Miscellaneous material for your Monday reading.
- Gillian Steward asks how many communities need to be destroyed for the UCP and other climate denialists to start even pretending to care - though I'm not optimistic there's any level of real-world destruction that would dislodge a well-funded and deeply-ingrained culture of fossil fuel zealotry. Doug Cuthand writes that Canada's increase in wildfire activity is one of the many harms caused by climate change. And Erin Martin-Jones discusses how the same phenomenon has been observed around the globe, while Brian Owens points out the increase in "fire clouds" as a particularly severe form of fire activity.
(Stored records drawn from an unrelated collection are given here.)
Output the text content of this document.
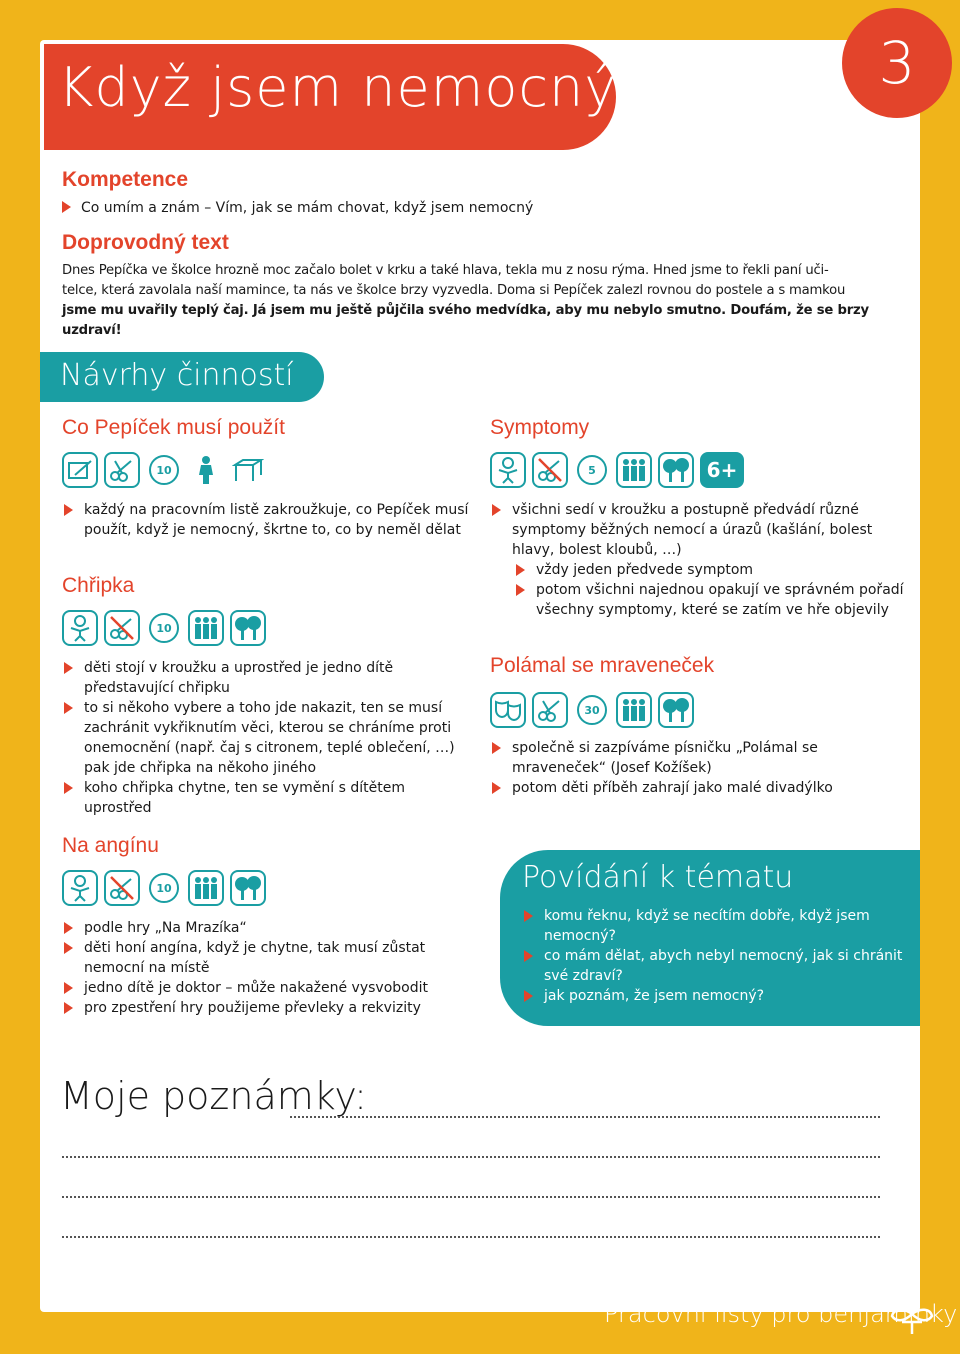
Když jsem nemocný	3
Kompetence
Co umím a znám – Vím, jak se mám chovat, když jsem nemocný
Doprovodný text
Dnes Pepíčka ve školce hrozně moc začalo bolet v krku a také hlava, tekla mu z nosu rýma. Hned jsme to řekli paní uči-
telce, která zavolala naší mamince, ta nás ve školce brzy vyzvedla. Doma si Pepíček zalezl rovnou do postele a s mamkou
jsme mu uvařily teplý čaj. Já jsem mu ještě půjčila svého medvídka, aby mu nebylo smutno. Doufám, že se brzy uzdraví!
Návrhy činností
Co Pepíček musí použít
10
každý na pracovním listě zakroužkuje, co Pepíček musí použít, když je nemocný, škrtne to, co by neměl dělat
Chřipka
10
děti stojí v kroužku a uprostřed je jedno dítě představující chřipku
to si někoho vybere a toho jde nakazit, ten se musí zachránit vykřiknutím věci, kterou se chráníme proti onemocnění (např. čaj s citronem, teplé oblečení, …) pak jde chřipka na někoho jiného
koho chřipka chytne, ten se vymění s dítětem uprostřed
Na angínu
10
podle hry „Na Mrazíka“
děti honí angína, když je chytne, tak musí zůstat nemocní na místě
jedno dítě je doktor – může nakažené vysvobodit
pro zpestření hry použijeme převleky a rekvizity
Symptomy
5	6+
všichni sedí v kroužku a postupně předvádí různé symptomy běžných nemocí a úrazů (kašlání, bolest hlavy, bolest kloubů, …)
vždy jeden předvede symptom
potom všichni najednou opakují ve správném pořadí všechny symptomy, které se zatím ve hře objevily
Polámal se mraveneček
30
společně si zazpíváme písničku „Polámal se mraveneček“ (Josef Kožíšek)
potom děti příběh zahrají jako malé divadýlko
Povídání k tématu
komu řeknu, když se necítím dobře, když jsem nemocný?
co mám dělat, abych nebyl nemocný, jak si chránit své zdraví?
jak poznám, že jsem nemocný?
Moje poznámky:
Pracovní listy pro benjamínky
- The University of Amsterdam examines how scientists are responding to the climate breakdown, and finds that the people who know the consequences of carbon pollution best are doing far more to try to avert it. And The University of the Basque Country finds that the oil industry's fraud on the public isn't limited to denying its longstanding knowledge of the climate crisis, but includes suppressing research into damage to biodiversity.
- Michelle Gamage offers a reminder that the COVID pandemic remains an ongoing crisis - even if British Columbia has joined other jurisdictions in treating it as less than an emergency. And Craig Brierly discusses new research showing that COVID-19 vaccines have helped people to avoid heart attacks and strokes.
- Cory Doctorow rightly questions why we allow the finance sector to loot the productive economy.
- Finally, Sarah Krichel discusses how Mark Zuckerberg's selective ban on Canadian news (allowing the right-wing pseudo-news echo chamber to reverberate while suppressing any journalism with standards of accuracy) is poisoning the flow of public information.